Amplitudes and durations were measured at the lowest stimulus intensity that
elicited a maximum response. 5. Extracellular field potential responses from
electrode controls did not differ from naives qualitatively with respect to
morphology of field potential responses or quantitatively with respect to
response duration and amplitude. Field potential responses in tissue from
post-SSLSE rats differed markedly in morphology from naive and electrode
controls, being more complex, significantly longer in duration and decreased
in amplitude. These epileptiform responses were shortened markedly by blockade
of NMDA receptors with APV, but this manipulation did not convert responses to
a normal morphology. These responses were abolished by blockade of non-NMDA
mediated ionotropic glutamate receptors with DNQX. 6. During intracellular
recordings of neurons in slices from both control and epileptic animals,
neurons were quiescent under resting conditions, in the absence of electrical
stimulation. 7. Intracellular responses in electrode controls were identical
to naive, and together were considered "controls." In control tissue, evoked
intracellular responses were similar to those previously described and most
commonly consisted of an excitatory postsynaptic potential (EPSP) which was
partially blocked by the NMDA-receptor antagonist APV, followed by
hyperpolarizing potentials which were identified electrophysiologically and
pharmacologically as GABA A and GABA B receptor-mediated inhibitory
postsynaptic potentials (IPSPs). EPSPs were completely blocked by DNQX. 8. In
chronically epileptic tissue, evoked intracellular responses differed markedly
from responses in control animals, exhibiting all-or-none prolonged paroxysmal
depolarizing events with multiple superimposed action potentials in response
to a single shock. These depolarizing events were reduced in duration and
amplitude, but not abolished, in APV. IPSPs were not seen or markedly reduced
at all stimulus intensities. These intracellular responses never resembled
control responses.
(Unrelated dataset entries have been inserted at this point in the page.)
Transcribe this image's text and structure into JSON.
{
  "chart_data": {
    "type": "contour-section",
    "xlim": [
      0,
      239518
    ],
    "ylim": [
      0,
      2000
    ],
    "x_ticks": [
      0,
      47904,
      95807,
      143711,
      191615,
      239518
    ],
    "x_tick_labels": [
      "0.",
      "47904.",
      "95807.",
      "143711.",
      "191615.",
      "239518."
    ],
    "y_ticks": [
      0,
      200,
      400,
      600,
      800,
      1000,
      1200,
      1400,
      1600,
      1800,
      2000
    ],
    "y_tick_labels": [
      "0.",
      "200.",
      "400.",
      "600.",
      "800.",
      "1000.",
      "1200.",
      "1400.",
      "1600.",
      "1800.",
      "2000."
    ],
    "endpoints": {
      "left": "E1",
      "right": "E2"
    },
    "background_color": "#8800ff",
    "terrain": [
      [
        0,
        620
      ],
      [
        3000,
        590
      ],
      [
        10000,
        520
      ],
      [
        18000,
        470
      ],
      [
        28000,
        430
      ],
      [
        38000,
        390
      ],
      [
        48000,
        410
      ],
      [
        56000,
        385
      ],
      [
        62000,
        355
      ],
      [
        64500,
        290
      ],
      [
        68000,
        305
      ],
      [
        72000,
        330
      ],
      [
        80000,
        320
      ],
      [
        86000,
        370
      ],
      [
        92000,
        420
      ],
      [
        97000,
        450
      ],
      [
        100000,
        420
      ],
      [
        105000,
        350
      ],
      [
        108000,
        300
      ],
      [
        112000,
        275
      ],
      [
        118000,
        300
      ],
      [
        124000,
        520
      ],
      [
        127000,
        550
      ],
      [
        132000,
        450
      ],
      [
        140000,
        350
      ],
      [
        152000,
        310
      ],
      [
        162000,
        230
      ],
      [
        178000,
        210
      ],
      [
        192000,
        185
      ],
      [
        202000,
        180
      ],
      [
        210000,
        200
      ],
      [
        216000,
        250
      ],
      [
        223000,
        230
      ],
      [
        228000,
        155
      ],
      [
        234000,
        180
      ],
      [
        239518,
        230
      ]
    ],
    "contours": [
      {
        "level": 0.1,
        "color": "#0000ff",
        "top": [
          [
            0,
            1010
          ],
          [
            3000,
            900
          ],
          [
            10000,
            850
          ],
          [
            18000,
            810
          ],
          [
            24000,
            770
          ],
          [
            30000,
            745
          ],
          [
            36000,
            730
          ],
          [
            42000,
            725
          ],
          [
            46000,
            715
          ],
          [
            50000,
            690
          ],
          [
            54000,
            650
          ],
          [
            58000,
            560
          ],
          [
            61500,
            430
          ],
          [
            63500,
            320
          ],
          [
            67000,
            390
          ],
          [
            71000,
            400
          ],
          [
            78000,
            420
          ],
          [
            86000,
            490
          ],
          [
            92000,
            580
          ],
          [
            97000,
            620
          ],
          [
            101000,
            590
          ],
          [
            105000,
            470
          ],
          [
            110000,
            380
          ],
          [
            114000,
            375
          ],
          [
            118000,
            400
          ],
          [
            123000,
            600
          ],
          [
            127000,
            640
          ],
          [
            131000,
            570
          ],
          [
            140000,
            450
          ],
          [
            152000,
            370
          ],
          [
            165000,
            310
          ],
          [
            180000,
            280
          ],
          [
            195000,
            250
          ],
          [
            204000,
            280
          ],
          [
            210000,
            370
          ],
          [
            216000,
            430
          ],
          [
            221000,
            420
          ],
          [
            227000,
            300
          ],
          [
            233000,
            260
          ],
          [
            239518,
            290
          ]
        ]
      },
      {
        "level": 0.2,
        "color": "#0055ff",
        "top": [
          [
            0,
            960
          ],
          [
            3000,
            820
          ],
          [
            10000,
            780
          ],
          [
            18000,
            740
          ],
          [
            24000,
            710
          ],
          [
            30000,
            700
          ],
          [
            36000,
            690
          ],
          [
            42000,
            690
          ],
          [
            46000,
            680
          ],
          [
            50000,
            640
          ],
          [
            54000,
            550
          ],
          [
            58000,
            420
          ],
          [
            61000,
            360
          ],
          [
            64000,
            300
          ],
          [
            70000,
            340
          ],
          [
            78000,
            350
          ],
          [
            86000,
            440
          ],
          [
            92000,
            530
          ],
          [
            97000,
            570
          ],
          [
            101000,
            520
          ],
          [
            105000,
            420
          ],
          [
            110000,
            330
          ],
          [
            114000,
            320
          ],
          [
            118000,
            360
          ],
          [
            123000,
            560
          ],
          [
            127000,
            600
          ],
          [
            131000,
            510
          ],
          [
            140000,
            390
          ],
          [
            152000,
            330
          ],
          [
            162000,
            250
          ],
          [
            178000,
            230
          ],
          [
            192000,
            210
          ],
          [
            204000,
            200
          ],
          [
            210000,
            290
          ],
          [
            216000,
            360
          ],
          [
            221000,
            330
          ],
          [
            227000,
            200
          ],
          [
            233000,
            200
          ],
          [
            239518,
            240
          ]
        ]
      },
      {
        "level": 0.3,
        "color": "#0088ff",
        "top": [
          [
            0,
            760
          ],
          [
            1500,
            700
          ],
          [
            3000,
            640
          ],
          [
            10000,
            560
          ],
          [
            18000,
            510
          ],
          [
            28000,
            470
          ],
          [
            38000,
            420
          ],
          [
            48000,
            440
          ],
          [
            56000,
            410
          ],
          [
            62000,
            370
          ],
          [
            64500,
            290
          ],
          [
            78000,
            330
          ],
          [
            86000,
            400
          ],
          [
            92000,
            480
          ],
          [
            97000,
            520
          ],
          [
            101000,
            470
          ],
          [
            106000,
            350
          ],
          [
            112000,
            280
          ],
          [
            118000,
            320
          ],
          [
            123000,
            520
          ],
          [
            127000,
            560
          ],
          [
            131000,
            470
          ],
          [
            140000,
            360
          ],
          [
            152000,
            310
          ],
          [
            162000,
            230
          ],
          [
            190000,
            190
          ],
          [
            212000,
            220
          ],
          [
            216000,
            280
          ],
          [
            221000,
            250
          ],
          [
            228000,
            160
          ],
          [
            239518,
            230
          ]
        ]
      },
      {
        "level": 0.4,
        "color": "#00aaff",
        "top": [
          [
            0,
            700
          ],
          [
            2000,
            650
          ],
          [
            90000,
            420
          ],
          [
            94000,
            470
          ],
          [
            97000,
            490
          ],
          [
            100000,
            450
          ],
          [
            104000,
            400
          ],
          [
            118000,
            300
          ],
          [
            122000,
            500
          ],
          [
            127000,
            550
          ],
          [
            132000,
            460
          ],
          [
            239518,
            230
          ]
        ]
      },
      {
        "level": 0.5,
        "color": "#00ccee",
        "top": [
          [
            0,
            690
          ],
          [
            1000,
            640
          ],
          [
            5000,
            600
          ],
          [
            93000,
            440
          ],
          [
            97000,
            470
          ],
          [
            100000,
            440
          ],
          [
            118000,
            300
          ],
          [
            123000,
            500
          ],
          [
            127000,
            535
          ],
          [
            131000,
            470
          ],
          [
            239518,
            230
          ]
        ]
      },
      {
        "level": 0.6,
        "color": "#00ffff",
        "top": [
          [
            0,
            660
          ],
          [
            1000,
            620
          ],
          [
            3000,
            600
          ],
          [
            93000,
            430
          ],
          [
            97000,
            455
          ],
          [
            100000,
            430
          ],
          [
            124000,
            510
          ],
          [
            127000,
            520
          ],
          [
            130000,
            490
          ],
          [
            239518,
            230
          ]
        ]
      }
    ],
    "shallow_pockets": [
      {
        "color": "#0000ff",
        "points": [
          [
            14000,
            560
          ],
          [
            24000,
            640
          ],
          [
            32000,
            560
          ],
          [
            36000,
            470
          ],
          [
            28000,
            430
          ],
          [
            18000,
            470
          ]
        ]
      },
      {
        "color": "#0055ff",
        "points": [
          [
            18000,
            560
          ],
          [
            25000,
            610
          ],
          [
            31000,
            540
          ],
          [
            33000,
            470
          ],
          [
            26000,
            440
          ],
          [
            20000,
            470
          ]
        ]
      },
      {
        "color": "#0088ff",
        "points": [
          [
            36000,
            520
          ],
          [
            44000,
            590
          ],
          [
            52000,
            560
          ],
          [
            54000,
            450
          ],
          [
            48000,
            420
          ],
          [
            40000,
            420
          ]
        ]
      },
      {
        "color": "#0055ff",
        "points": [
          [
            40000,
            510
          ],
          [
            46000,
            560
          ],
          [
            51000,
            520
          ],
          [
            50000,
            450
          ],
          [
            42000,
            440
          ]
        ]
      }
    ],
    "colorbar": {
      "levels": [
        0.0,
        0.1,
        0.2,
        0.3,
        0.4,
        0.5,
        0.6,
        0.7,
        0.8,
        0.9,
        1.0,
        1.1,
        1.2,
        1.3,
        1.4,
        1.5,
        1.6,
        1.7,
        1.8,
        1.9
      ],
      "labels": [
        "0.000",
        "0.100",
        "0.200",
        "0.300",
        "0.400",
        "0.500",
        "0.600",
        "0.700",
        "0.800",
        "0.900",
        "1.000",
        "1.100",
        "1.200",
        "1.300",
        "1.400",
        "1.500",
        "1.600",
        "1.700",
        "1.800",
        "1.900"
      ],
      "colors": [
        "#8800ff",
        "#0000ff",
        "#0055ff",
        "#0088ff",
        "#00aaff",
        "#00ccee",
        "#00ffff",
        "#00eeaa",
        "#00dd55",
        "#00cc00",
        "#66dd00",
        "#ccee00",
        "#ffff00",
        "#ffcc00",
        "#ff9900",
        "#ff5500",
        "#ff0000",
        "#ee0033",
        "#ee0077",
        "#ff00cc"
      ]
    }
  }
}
Intracellular responses correlated precisely in morphology
and duration with extracellular field potentials. 9. In chronically epileptic
tissue with the monosynaptic protocol used to directly activate inhibitory
interneurons, hyperpolarizing potentials were evoked which were
electrophysiologically and pharmacologically identified as GABA A and GABA B
receptor-mediated IPSPs and did not differ from monosynaptic IPSPs in control
animals. 10. The findings are consistent with the hypothesis that superficial
layer EC cells are hyperexcitable, as in CA1, in this model and that this is
due to augmented excitation and impaired inhibition, possibly because
GABAergic inhibitory interneurons are dormant (disconnected from excitatory
input). 11. These results constitute the first study of the EC in an animal
model of chronic temporal lobe epilepsy and provide evidence of
electrophysiologic changes outside of the hippocampus.
Received 1 June 1995; accepted in final form 27 June 1996.
APS Manuscript Number J357-5.
Article publication pending J. Neurophysiol.